Extractive Text Summarizer described in https://stackabuse.com/text-summarization-with-nltk-in-python/

In [1]:
#!/usr/bin/env python
# coding: utf-8

import numpy as np
import pandas as pd
import textwrap

# used in the count of words
import string

import nltk
nltk.download('stopwords')

import nltk.data # natural language tool kit

from nltk.tokenize import sent_tokenize, word_tokenize, WhitespaceTokenizer # $ pip install nltk
nltk.download('punkt')

from nltk.cluster.util import cosine_distance
import networkx as nx

[nltk_data] Downloading package stopwords to /root/nltk_data...
[nltk_data]   Package stopwords is already up-to-date!
[nltk_data] Downloading package punkt to /root/nltk_data...
[nltk_data]   Package punkt is already up-to-date!


In [0]:
## Function that outputs paragraphs from text file
def text_to_para(filename):
    
    para_list = open(filename).read().splitlines()
    
    para_list[:] = (value for value in para_list if value != '')
    
    return para_list

## function that outputs the sentences in a paragraph
def sents(para): 
    
    return sent_tokenize(para)

### function takes in a file and outputs a sentence length trajectory

## vector of sentences in a piece 
def raw_sents(filename):
    
    sent = []
    
    paragraphs = text_to_para(filename)
    
    for paragraph in paragraphs:
        sent += sents(paragraph)
        
    return sent

# Takes in a sentence string and outputs the words in the sentence as a list
def words_sent(sentence): 
    
    # selects out words in sentence and takes the punctuation as well
    word_list_punct = WhitespaceTokenizer().tokenize(sentence)
    
    # removed the punctuation in word list
    word_list = [elem.translate(str.maketrans('', '', string.punctuation)) 
                 for elem in word_list_punct]  
    return word_list


## vector of words in a piece
def raw_words(filename):
    
    word = []
    
    paragraphs = text_to_para(filename)
    
    for paragraph in paragraphs:
        for sent in sents(paragraph):
            word += words_sent(sent)
        
    return word


In [0]:
# define filename; from google drive
filename = '/content/sample_essay.txt'

In [0]:
# create list of sentences
sentence_list = raw_sents(filename)

In [0]:
# list of stop "words" in english
stopwords = nltk.corpus.stopwords.words('english')

# computes the number of occurence of each word

# create empty dictionary where words and number of occurrence are stored
word_frequencies = {}  

# loop through words in the text
for word in raw_words(filename):  
    
    # if word is not in stop words, 
    # word becomes key for dictionary and its value is incremented by 1    
    if word not in stopwords:
        if word not in word_frequencies.keys():
            word_frequencies[word] = 1
        else:
            word_frequencies[word] += 1

In [0]:
# computes the frequency of occurence of each word 
# by normalizing by the the maximum number of occurences

maximum_frequncy = max(word_frequencies.values())

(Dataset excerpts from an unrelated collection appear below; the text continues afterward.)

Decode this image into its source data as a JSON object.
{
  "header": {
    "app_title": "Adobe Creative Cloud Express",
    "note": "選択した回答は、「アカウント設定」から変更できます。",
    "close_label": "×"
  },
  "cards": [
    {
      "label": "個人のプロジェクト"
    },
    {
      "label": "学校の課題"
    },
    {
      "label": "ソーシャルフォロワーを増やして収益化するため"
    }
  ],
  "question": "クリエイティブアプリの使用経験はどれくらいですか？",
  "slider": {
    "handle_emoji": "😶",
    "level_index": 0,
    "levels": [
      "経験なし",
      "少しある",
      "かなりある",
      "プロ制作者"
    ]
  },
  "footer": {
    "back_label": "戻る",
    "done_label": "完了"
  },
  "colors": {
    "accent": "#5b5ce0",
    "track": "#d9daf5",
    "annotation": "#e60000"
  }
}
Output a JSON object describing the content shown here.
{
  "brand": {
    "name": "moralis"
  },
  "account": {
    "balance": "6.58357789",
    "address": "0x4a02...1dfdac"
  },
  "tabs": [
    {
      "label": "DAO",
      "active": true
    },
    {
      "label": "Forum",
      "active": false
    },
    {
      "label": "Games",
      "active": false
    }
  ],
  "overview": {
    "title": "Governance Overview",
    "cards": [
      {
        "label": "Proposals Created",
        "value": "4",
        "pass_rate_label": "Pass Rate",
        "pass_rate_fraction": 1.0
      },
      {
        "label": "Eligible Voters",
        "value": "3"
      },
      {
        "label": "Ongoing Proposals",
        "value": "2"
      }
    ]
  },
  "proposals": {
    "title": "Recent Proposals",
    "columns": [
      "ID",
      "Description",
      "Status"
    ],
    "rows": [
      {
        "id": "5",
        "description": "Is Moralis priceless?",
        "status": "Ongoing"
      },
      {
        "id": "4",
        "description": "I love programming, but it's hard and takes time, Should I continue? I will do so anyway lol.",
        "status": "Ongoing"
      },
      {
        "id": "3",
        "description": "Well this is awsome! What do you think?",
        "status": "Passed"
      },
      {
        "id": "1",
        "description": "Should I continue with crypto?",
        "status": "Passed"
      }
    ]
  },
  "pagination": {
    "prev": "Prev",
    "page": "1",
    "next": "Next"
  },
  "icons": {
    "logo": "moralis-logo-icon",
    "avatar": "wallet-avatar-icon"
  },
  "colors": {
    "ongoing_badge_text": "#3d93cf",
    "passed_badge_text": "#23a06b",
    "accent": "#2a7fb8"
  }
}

# loop through words in dictionary
for word in word_frequencies.keys():  
    
    # normalize by max frequency
    word_frequencies[word] = (word_frequencies[word]/maximum_frequncy)

In [0]:
# computes the score for a sentence by adding the 
# frequencies for each word in the sentence

#  create empty dictionary where keys are sentences and values are scores
sentence_scores = {}  

# loop through sentences
for sent in sentence_list:  
    
    #tokenize sentences into words 
    for word in nltk.word_tokenize(sent.lower()):
        
        # word occurs in the frequency key dictionary
        if word in word_frequencies.keys():
            
            # only consider sentences with less than 30 words
            if len(sent.split(' ')) < 30:
                
                # if sentence doesn't exist we add it to the dictionary as a value 
                # and add the frequency-score of the first word as a value
                if sent not in sentence_scores.keys():
                    sentence_scores[sent] = word_frequencies[word]
                    
                # if sentence already exists we add to its score the frequency-score
                # of the next word
                else:
                    sentence_scores[sent] += word_frequencies[word]

In [8]:
#
import heapq  

summary_sentences = heapq.nlargest(7, sentence_scores, key=sentence_scores.get)

summary = ' '.join(summary_sentences)  
print(textwrap.fill(summary, 50))

How could so many identify with her work even
amidst the clear space between Rand’s truth and
the lived truth of people’s lives? Frustration,
confusion, and hopelessness are the negative end
results when one applies narratives outside of the
simple regimes of applicability in which these
stories were first created. In spite of the name,
this framing has nothing superficially — and
perhaps everything deeply — to do with the history
of racism in this country. What unites autocrats
and novelists is the simultaneous — and thus
dangerous — fungibility and potency of their
narratives. And what they take from the
audience — validation of themselves — is what the
audience believes, inaccurately, “Los dictadores”
are providing to them. I imagine that many people
see Díaz’s writing as an outcropping of the
current ethnic and cultural zeitgeist that grips
this country. But what audiences are really
receiving is a constructed reality which fails
constantly to mesh sensibly with an outside world.